In empirically-driven models, bias of model would decrease while complexity of model increase but variance of model would also increase meanwhile. Thus to trade-off this problem, the complexity should be decreased such as adding regularization and removing some predictors.
# Question 6
The first should be considered as the predictive model due to we are not interested in how the voter’s profile/data affect the favor of the candidate.

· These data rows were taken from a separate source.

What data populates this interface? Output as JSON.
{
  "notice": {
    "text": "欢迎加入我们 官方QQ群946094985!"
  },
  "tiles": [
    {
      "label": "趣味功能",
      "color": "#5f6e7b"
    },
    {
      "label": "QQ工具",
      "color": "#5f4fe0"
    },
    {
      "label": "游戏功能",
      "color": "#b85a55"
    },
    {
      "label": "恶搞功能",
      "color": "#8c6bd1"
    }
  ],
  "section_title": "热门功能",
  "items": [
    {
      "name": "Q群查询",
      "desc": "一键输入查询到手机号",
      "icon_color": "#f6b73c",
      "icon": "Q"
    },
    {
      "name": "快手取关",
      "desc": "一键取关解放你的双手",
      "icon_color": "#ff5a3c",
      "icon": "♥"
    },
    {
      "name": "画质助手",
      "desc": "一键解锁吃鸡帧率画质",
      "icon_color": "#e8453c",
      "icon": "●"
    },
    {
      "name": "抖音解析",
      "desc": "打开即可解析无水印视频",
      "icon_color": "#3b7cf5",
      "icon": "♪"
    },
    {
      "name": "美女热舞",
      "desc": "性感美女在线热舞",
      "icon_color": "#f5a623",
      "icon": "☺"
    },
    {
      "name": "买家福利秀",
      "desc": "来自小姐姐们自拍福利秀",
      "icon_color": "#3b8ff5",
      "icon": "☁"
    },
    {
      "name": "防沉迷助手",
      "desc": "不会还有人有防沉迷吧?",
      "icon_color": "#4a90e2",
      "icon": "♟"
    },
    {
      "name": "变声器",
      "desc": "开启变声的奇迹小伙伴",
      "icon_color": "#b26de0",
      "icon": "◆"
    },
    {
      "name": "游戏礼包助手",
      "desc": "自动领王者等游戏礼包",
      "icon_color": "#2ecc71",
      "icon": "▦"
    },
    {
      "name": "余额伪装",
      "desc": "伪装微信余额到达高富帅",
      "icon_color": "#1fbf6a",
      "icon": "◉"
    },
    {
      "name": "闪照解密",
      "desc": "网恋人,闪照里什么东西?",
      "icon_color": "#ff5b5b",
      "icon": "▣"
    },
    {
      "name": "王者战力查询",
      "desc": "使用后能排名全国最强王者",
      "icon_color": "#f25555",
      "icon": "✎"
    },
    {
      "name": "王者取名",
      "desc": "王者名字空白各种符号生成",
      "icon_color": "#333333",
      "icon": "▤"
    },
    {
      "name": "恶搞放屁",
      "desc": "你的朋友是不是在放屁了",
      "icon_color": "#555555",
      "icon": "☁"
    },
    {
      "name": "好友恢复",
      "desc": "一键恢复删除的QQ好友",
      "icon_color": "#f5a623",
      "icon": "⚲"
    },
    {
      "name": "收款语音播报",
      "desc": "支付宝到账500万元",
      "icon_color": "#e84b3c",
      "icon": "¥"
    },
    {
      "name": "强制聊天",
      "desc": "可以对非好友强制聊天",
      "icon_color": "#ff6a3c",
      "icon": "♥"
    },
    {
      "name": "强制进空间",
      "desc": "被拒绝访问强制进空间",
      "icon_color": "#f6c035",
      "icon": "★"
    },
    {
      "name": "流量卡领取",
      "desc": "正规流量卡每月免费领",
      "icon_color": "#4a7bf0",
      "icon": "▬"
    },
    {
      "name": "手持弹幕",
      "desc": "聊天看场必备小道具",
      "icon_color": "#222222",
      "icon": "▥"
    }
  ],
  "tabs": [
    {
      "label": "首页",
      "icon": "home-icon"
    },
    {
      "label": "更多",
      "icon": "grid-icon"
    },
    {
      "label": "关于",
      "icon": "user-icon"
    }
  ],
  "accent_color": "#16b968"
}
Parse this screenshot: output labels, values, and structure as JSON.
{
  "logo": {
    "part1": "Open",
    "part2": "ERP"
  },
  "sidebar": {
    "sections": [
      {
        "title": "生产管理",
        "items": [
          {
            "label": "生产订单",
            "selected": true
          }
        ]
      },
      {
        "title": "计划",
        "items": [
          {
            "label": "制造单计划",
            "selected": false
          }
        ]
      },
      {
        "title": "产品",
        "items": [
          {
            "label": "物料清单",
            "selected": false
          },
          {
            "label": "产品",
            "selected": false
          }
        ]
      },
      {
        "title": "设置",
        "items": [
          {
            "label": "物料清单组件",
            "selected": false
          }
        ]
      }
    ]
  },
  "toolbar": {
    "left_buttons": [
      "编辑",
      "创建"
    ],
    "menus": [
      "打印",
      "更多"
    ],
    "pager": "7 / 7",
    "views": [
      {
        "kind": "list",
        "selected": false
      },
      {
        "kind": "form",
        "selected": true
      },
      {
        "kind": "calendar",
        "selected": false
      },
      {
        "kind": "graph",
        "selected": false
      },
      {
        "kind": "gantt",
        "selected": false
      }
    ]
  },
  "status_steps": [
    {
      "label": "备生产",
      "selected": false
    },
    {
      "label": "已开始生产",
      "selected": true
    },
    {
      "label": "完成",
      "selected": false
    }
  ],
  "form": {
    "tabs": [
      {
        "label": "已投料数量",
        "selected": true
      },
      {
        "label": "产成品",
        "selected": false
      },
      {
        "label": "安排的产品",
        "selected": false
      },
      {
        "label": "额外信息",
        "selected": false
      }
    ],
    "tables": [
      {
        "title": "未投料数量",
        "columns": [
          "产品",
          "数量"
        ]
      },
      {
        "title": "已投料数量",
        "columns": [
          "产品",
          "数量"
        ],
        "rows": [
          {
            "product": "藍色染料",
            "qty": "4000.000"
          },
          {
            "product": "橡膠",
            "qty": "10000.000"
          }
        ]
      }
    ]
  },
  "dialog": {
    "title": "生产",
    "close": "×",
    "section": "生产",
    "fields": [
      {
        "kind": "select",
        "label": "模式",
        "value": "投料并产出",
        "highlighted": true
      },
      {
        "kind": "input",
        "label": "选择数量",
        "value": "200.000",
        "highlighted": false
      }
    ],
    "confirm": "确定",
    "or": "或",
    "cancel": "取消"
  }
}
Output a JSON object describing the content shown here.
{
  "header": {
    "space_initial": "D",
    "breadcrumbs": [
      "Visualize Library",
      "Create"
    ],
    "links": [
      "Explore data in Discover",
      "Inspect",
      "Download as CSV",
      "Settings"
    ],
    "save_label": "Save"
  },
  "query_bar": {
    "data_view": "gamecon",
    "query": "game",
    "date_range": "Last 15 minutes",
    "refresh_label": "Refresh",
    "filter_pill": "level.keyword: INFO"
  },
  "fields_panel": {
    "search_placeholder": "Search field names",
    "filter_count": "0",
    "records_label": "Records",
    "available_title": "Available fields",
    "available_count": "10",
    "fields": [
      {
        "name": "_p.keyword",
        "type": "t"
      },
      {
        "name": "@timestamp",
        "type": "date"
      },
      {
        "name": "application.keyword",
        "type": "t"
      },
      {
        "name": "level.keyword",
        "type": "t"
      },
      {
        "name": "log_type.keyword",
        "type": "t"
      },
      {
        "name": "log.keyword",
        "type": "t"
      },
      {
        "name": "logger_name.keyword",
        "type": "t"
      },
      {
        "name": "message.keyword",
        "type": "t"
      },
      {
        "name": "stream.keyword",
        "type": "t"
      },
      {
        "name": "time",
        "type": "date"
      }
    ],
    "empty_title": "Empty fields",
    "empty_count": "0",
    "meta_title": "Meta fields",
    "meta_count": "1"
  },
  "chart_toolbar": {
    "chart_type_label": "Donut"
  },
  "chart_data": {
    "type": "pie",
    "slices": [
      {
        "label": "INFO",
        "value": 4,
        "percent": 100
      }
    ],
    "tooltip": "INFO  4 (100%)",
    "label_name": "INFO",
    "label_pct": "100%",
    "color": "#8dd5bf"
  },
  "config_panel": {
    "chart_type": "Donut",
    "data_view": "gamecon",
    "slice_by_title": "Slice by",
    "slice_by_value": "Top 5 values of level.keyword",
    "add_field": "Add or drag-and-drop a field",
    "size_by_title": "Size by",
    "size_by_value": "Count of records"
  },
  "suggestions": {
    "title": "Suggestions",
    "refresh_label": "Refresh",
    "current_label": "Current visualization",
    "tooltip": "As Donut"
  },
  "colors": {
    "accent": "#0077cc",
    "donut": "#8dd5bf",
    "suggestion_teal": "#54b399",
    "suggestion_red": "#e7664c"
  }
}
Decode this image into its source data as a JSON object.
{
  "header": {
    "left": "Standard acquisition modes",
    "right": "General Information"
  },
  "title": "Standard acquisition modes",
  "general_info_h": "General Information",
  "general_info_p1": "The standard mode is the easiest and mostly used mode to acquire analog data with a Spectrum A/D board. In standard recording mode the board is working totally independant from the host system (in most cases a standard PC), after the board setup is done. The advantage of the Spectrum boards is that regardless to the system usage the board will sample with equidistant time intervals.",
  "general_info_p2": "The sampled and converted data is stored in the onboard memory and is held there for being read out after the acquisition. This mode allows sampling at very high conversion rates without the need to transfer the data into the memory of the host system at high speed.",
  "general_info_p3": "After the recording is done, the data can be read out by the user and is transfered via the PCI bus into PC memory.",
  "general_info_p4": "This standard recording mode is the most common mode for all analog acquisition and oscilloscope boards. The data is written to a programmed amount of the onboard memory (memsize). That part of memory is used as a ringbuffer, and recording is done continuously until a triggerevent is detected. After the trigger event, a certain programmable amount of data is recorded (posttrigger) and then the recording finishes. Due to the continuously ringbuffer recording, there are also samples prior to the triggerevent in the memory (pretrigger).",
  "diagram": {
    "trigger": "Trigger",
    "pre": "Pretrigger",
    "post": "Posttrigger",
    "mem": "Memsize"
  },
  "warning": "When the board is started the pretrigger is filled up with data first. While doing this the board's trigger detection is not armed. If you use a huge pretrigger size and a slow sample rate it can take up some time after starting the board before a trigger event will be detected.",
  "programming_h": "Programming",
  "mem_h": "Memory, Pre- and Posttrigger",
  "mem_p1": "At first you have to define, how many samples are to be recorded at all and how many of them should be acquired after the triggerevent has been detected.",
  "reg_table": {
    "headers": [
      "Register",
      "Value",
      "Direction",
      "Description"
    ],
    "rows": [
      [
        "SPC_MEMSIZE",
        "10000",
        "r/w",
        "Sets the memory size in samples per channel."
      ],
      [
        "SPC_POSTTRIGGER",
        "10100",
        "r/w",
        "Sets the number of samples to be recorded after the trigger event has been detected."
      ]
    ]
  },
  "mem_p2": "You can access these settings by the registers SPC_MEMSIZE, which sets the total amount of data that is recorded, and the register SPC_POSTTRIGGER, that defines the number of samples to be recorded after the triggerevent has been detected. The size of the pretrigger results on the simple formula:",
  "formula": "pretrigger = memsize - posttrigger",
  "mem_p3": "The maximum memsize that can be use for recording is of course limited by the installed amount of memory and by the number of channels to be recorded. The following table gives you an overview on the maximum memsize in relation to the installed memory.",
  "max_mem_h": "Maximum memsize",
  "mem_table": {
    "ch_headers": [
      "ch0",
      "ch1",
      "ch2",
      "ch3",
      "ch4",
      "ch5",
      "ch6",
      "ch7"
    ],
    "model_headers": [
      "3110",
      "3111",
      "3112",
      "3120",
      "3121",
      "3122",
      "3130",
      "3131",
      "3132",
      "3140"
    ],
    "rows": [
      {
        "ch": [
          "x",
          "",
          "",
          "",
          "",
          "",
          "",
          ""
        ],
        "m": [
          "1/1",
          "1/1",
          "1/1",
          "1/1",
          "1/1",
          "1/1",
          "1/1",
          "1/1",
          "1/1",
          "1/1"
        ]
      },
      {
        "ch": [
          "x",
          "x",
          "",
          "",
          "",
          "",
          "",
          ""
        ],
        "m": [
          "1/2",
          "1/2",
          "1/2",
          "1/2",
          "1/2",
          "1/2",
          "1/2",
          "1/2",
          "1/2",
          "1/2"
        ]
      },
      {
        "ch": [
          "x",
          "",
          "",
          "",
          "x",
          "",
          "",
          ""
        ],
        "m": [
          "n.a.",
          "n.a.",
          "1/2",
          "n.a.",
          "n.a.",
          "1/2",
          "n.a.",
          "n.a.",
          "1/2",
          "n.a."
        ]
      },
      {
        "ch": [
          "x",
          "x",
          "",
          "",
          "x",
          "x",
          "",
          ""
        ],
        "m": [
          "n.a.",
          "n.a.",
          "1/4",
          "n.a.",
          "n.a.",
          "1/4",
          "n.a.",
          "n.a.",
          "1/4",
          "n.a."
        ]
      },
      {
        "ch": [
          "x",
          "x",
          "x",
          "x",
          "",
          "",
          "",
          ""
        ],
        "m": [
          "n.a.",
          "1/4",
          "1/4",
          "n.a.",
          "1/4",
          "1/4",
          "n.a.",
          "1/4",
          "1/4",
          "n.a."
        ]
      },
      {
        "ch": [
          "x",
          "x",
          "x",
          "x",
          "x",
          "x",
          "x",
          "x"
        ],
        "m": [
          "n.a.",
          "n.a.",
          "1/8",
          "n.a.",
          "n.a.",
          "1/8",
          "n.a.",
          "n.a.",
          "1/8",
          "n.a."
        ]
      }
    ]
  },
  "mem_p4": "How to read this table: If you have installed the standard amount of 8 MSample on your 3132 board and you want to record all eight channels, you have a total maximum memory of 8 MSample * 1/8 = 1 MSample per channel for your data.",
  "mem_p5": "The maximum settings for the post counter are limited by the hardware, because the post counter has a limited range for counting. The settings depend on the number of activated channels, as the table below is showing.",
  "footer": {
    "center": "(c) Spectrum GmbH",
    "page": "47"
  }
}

The second should be considered as the inference model due to the main idea of this model is to answer "How would a voter’s likelihood of support for the candidate change if they had personal contact with the candidate", which indicates that the affect of personal contact with the candidate on the voter’s favor should be investigated in statistic inference way
# Exercise 1
```{r}
data(mpg)
ggplot(aes(hwy),data=mpg)+geom_histogram()
```
# Exercise 2
```{r}
ggplot(aes(x=hwy,y=cty),data=mpg)+geom_point()
```
The scatters shows that `hwy` and `cty` are positively linear-correlated. This mean that `cty` would increase while `hwy` increase. Besides, the extent of increment is a constant while increment `cty` is also a constant.
# Exercise 3
```{r}
mpg%>%group_by(manufacturer)%>%summarise(counts=n())%>%
ggplot(aes(x=reorder(manufacturer,counts),y=counts))+
geom_bar(stat='identity')+coord_flip()+labs(x='Manufacturer')
```
Dodge produced the most cars and Lincoln produced the least cars.
# Exercise 4
```{r}
ggplot(aes(x=cyl,y=hwy,group=cyl),data=mpg)+geom_boxplot()
```
It shows that as `cyl` would affect `hwy` in negative way.
# Exercise 5
```{r}
library(dplyr)
library(corrplot)
corrplot(cor(mpg%>%select(displ,cyl,cty,hwy)))
```
Categorical variables and predictor `year` are removed firstly due to `Year` is not meaningful in this question and the categorical variables are not suitable for calculating correlation. As a result, `hwy` is positively correlated with `displ` and `cyl` but negatively correlated with `cty` and `hwy`. `cty` is positively correlated with `displ` and `cyl` but negatively correlated with `cty`. `cyl` is negatively correlated with `displ` and `cyl`.